In view of the fact that each party’s services relate to assisting job-seekers to find employment, it is apparent that Respondent registered each of the disputed domain names in order to gain more internet users and to disrupt Complainant's business of providing job placement related services.  See State Farm Mut. Auto. Ins. Co. v. LaFaive, FA 95407 (Nat. Arb. Forum Sept. 27, 2000) (use of domain name comprised of Complainant's mark to divert consumers to a web site that promotes competing goods is evidence of bad faith); see also, Inc. v. Unlimited Latin Flavors, Inc., FA 94385 (Nat. Arb. Forum July 7, 2000) (use of Complainant's mark in domain name disrupts Complainant's business and constitutes bad faith); Surface Protection Indus., Inc. v. Webposters, D2000-1613 (WIPO Feb. 5, 2001) (given the competitive relationship between Complainant and Respondent, Respondent likely registered the contested domain name with the intent to disrupt Complainant's business). 


By creating a likelihood of confusion, Respondent is acting in bad faith. See Pitney Bowes Inc. v. Ostanik, D2000-1611 (WIPO Jan. 24, 2001) (use of Complainant's mark to attract consumers to buy Complainant's, or others', products is in bad faith because it is likely to cause confusion); see also Caterpillar Inc. v. Quin, D2000-0314 (WIPO June 12, 2000) (use of the domain names <> and <> to drive consumers to a "want-ad" web site for parts constitutes bad faith); see also Tall Oaks Pub'g, Inc. v. Nat’l Trade Publ'ns, Inc., FA 94346 (Nat. Arb. Forum May 5, 2000) (use of domain name comprised of Complainant's mark in a manner likely to cause initial interest confusion demonstrates bad faith).  If Respondent wished to trade off the goodwill associated with the EXPRESS marks, Respondent should have sought a license from Complainant.  See Volkswagen of Am., Inc. v. Site Design Online, FA 95753 (Nat. Arb. Forum Nov. 6, 2000) (finding that the failure to seek a license from Complainant dictated a finding of bad faith with respect to the domain name <>). 

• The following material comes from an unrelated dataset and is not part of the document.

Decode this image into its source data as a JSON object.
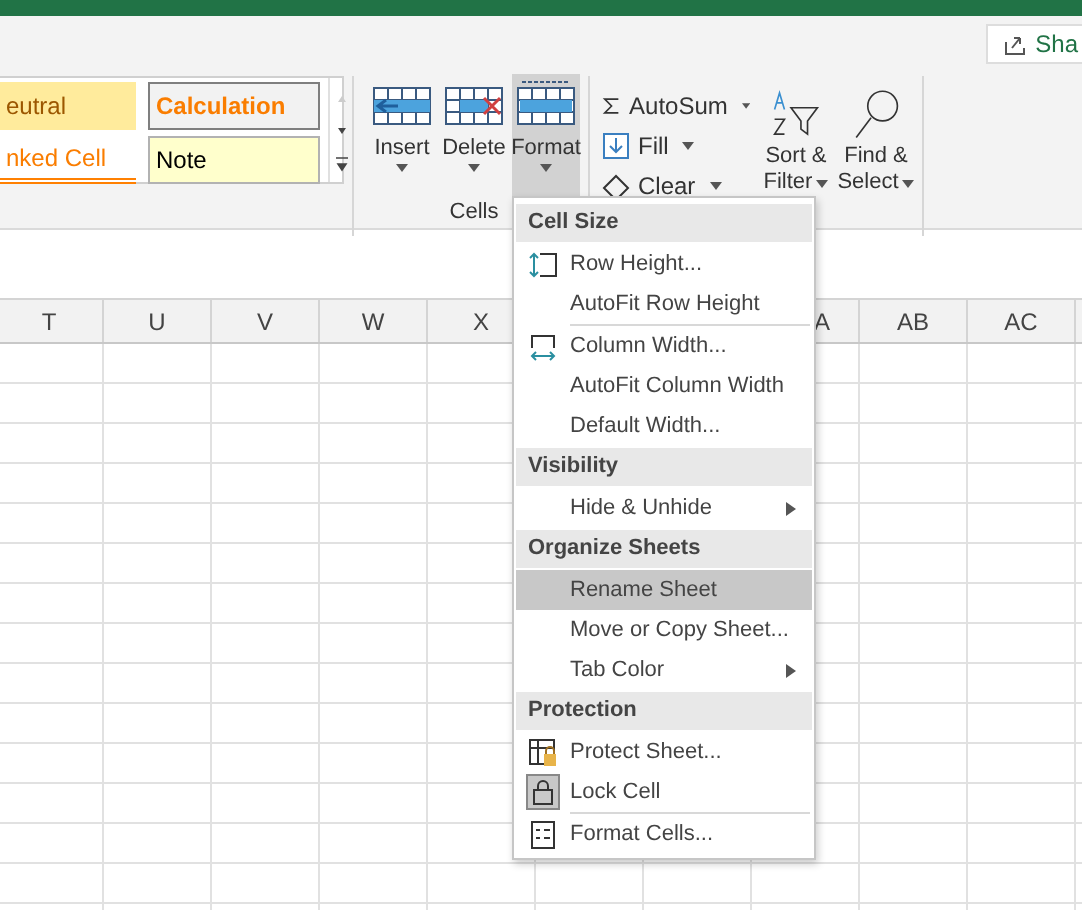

In addition, Respondent’s registration and use of the domain names violated the terms of the 1992 Franchise Agreement and 1997 Franchise Termination Agreement.  For example, the 1992 Agreement stated that Respondent “understands and agrees that [Complainant] is the sole and exclusive owner of the …trademarks…listed in this Agreement…”  The Agreement later states, “If this Agreement becomes legally terminated, [Respondent] agrees to immediately cease and forever abstain from using the …trademarks…listed in this Agreement..or to use other materials that have any reference to the name and marks listed in this Agreement and owned by [Complainant].”  Respondent’s breach of the above provisions is further evidence of Respondent’s bad faith.


In summary, this Panel finds that the domain names <EXPRESSJOBS.NET> and <PERSONNELEXPRESS.COM> are confusingly similar to Complainant's EXPRESS trademarks, that the Respondent has no rights or legitimate interests in these domain names, and that Respondent has registered and used these domain names in bad faith.



It is the decision of this Panel that the two domain names at issue, <EXPRESSJOBS.NET> and <PERSONNELEXPRESS.COM> be transferred from Respondent to Complainant.